O her türlü hukuk normuna aykırı olan Anayasa değişikliği yoluyla HDP’nin yirmiyi aşkın milletvekili tutuklandı, birçoğu ve partinin iki Eş Genel Başkanı hala kilit arkasında. AİHM ve bazı mahkemelerin kararına rağmen Sayın Demirtaş bırakılmamakta. Tutuklu yargılandığı davadan artık alabileceği cezanın karşılığı kadar hapiste kaldığı için zorunlu olarak tahliye kararı veriliyor, aynı dosyadan daha önce soruşturulmasına karşın, yeniden soruşturma açılıp tutuklanıyor. Eee, sayın Erdoğan AİHM kararı karşısında bırakılmayacağını, başka konuların devreye konulup işin bitirileceğini söylemiş, sözü yerde kalacak değil ya!

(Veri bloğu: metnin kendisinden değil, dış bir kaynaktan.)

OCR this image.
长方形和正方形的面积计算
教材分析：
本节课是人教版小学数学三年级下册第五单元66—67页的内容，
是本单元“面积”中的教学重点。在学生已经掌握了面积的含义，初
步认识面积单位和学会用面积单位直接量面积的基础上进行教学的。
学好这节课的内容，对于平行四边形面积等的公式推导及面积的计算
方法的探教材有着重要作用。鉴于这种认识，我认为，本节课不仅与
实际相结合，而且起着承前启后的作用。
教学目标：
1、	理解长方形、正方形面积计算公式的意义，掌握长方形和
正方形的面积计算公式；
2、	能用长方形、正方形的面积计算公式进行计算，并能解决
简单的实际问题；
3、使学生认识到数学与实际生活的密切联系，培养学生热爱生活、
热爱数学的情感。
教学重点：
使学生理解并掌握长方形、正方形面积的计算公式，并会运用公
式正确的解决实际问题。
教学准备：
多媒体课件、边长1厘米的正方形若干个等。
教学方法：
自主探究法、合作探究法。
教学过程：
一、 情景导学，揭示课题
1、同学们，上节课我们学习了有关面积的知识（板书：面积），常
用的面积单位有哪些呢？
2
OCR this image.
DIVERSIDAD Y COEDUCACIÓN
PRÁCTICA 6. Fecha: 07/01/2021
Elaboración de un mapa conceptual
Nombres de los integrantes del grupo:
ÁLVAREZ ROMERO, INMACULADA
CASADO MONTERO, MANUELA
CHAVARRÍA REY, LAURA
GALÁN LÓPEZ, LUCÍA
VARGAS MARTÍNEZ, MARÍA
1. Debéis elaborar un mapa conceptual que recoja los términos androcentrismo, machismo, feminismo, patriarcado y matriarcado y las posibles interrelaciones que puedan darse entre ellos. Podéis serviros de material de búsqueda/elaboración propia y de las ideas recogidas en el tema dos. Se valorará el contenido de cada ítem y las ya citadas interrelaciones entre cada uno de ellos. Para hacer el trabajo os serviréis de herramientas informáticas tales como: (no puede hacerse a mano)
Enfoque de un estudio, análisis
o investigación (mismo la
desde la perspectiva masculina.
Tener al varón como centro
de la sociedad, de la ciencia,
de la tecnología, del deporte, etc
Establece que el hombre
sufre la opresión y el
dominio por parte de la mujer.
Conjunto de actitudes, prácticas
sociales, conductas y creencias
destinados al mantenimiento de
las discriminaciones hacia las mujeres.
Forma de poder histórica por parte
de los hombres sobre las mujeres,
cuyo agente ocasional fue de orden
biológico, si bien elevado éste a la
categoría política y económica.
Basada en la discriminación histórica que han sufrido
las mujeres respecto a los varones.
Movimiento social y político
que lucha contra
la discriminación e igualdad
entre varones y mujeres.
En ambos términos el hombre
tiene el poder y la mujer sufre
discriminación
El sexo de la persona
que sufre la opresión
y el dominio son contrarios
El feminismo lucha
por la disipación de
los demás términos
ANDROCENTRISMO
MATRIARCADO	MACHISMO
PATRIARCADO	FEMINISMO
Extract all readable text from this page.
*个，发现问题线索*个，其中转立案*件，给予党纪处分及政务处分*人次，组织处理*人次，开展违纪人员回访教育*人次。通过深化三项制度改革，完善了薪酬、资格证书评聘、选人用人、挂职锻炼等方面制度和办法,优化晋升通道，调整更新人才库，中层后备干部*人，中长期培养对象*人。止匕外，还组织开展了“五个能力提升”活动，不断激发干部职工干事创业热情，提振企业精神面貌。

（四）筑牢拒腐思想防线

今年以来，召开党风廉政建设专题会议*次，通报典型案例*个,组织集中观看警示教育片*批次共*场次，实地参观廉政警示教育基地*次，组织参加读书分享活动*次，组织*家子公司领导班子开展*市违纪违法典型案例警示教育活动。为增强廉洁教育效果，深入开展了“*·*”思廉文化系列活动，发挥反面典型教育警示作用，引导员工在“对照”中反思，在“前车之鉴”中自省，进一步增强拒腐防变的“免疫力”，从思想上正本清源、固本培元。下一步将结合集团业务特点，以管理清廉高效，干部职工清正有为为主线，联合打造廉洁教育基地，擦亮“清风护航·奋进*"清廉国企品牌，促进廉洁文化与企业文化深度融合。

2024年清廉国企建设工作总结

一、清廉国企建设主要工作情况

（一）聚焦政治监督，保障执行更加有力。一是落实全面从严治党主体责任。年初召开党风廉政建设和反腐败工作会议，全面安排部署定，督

Sayın Abdullah Zeydan hakkında verilmiş olan tahliye kararı, daha dışarı çıkmadan itiraz üzerin kaldırılıp yeniden tutuklama kararı veriliyor. Savcı yarım saat önce tutukluluğun devamı yolunda mütalaa vermiş olmasına rağmen mahkemenin itiraz üzerine kararından cayması, hukukun iflasının göstergesidir.
Yine savaşa karşı olan, Zeytin Dalı Harekatı’na başta karşı çıktığını söyleyen sayın Kılıçdaroğlu, Afrin ve İdlib’e girilmesinin çok iyi olduğunu, çok iyi işler yapıldığını, hizmetler götürüldüğünü söyledi. O hizmetlerden nedense Türkiyenin batısında bile birçok köy, kasaba ve şehir yararlanamıyor. Allah yazdıysa bozsun, orada yapılanlar, yerli halkın yerlerinden edilip oraların ÖSO mensuplarına, Selefi Araplara verilmesidir. Her türlü suça karışmış, IŞİD, El Nusra, El Kaide gibi örgütlerden gelip ÖSO’ya katılan ve birçoğu yabancı olan çeteye bir de “Suriye milli ordusu” adı verdiler, böylece “yerli ve milli” hale getirdiler.
Buna da ses çıkaran yok, herkes “dong”.
Durum çok vahim ama ciddiyeti yok.
Bu “dong vaziyeti”ne son vermek için nasıl bir “gong” çalsak acaba?